Hay muchos modos del llanto. No hablo aquí del que aflora con el dolor físico, o el motivado por diversas psicopatologías, o en el polo opuesto, el que se produce al cortar una cebolla. Daré por obvio su papel catártico, terapia doméstica al alcance del pañuelo o del abrazo.
Es fascinante pensar en la variedad de sus ocasiones. Está el llanto a flor de piel, como el que inspiran huérfanos, enfermos terminales y mascotas muertas. Para Franco Moretti, las lágrimas son el producto de una impotencia: así, lo irreversible de la muerte es tanto más evidente cuando más indubitable es la distinta dirección que uno quisiera imponerle al curso de los sucesos. [4] Están las lágrimas en la interminable galería de fracasos e infamias, de crueldades y agravios. Todavía, en barrios bravos donde el macho se juega el honor y las hembras, se le espeta al chico: no seas marica, en caso de que antes de la pelea rompa el cristal del llanto.
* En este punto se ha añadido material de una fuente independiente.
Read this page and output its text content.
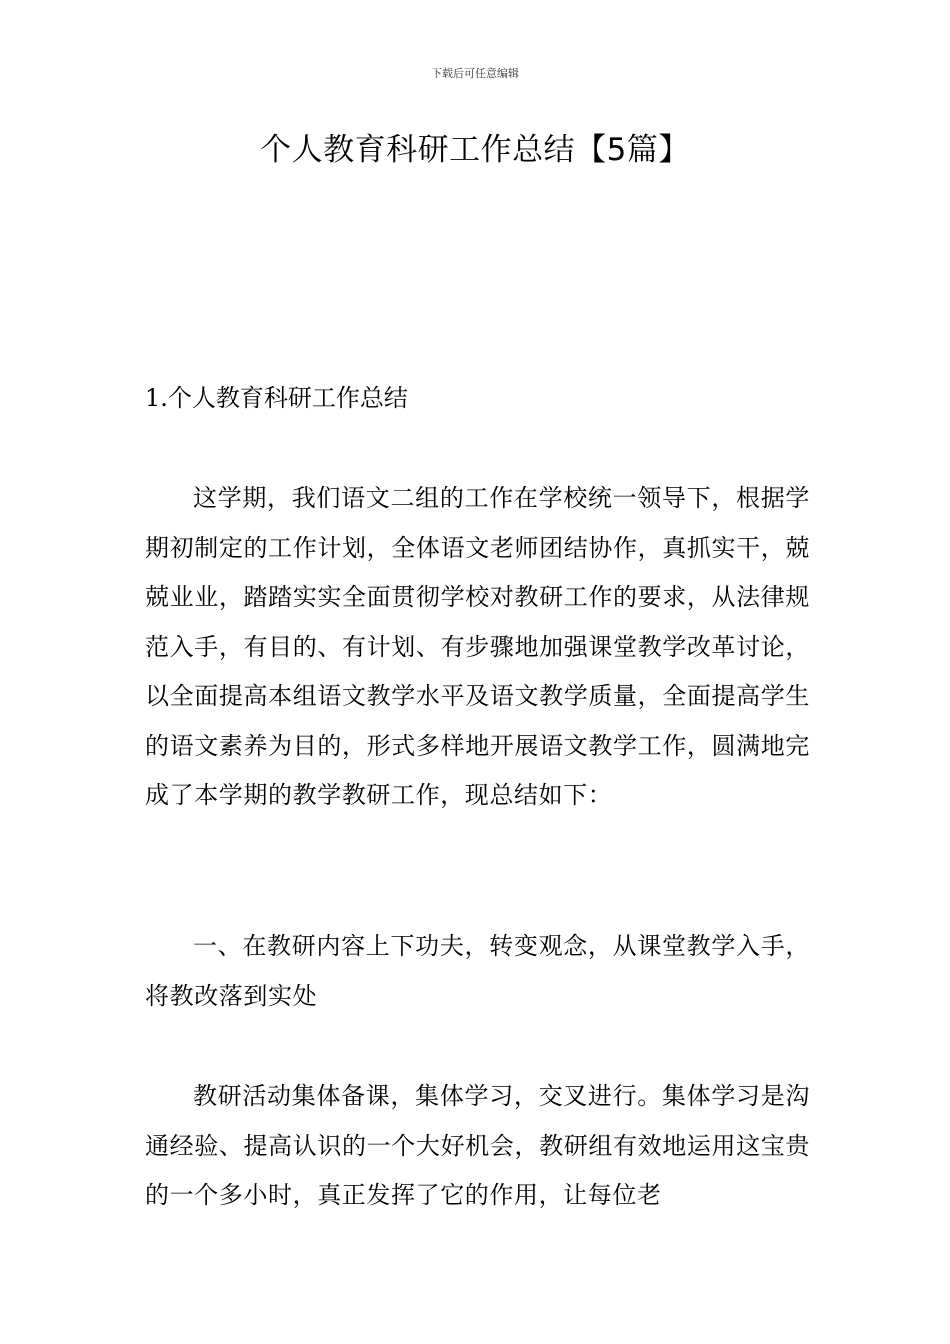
下载后可任意编辑
个人教育科研工作总结【5篇】
1.个人教育科研工作总结

这学期，我们语文二组的工作在学校统一领导下，根据学期初制定的工作计划，全体语文老师团结协作，真抓实干，兢兢业业，踏踏实实全面贯彻学校对教研工作的要求，从法律规范入手，有目的、有计划、有步骤地加强课堂教学改革讨论，以全面提高本组语文教学水平及语文教学质量，全面提高学生的语文素养为目的，形式多样地开展语文教学工作，圆满地完成了本学期的教学教研工作，现总结如下：

一、在教研内容上下功夫，转变观念，从课堂教学入手，将教改落到实处

教研活动集体备课，集体学习，交叉进行。集体学习是沟通经验、提高认识的一个大好机会，教研组有效地运用这宝贵的一个多小时，真正发挥了它的作用，让每位老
Si bien las lágrimas emotivas parecen surgir de una pérdida (el niño que extravía su juguete, o el trabajador que se queda sin trabajo, o la esposa sin esposo), hay excepciones. Está sin duda el llanto gozoso, el de los orgullosos padres que ven graduarse de la escuela (jardín de infantes o universidad de prestigio) a su hijo o hija. O del reencuentro amoroso. O el del encuentro con el cuadro que alguien quiere ver desde hace tanto en un museo de París, Madrid o México: ese derramar de lágrimas luego de acercarse por el largo pasillo, dar vuelta en la galería, verlo ahí en su enormidad mitológica. La obra, largamente anhelada, largamente reducida a una imagen mental o una fotografía, ahora hecha materia que corona los esfuerzos y las fatigas de la peregrinación (agregue aquí su nombre favorito: Mona Lisa, Guernica o Frida, llorando ella misma). [5] Y lo mismo con las efigies de la Virgen en una iglesia. Si creemos que el llanto es más o menos privado, también está el llanto colectivo de alegría, que a veces alcanza dimensiones históricas, como esa noche en la que el mundo vio a un hombre probo ascender a la presidencia de su país contra todos los pronósticos.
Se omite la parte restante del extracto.